The Food and Drug Administration (FDA) has replied to the claims from cigarette makers that new graphic-warning labels due to take effect next year violate tobacco companies’ free speech rights.
The federally-mandated labels, which must occupy the top half of the front and back of a cigarette pack, are slated to include images such as a man exhaling smoke through a hole in his neck and will be accompanied by such messages as “Smoking can kill you.”
Four U.S. tobacco companies filed suit in Washington, D.C. federal court in August claiming that the graphic labels are an unconstitutional way of forcing tobacco companies to spread the government’s anti-smoking message. “The notion that the government can require those who manufacture a lawful product to emblazon half of its package with pictures and words admittedly drafted to persuade the public not to purchase that product cannot withstand constitutional scrutiny,” Lorillard attorney Floyd Abrams had said.

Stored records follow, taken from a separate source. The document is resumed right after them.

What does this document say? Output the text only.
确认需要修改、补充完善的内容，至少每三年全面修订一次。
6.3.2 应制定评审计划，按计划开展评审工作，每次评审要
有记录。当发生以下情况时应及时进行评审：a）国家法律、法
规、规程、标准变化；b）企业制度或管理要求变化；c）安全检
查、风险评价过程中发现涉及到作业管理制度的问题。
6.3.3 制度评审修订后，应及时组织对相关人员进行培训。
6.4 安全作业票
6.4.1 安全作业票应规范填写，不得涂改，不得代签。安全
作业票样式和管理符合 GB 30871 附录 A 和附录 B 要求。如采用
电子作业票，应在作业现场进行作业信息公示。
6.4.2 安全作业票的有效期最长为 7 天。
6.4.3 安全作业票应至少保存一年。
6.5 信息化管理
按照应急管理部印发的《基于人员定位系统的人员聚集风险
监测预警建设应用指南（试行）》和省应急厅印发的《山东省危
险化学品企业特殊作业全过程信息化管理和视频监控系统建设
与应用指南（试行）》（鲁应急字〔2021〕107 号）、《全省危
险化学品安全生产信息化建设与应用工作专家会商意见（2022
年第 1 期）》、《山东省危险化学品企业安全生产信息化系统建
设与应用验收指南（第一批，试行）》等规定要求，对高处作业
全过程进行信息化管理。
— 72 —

In its opposition brief filed Friday, the FDA claims that the federal government has the authority to regulate commercial speech in cases of public interest. The FDA contends that the new graphic-warning labels are better at conveying the health risks of smoking than the current written warning labels.
The U.S. would follow 40 countries that have already put graphic warnings on cigarettes. Many of those warnings are far more explicit than those the U.S. chose, including gangrenous limbs and drooping cigarettes warning of erectile dysfunction.
A court hearing on the case has been set for September 21.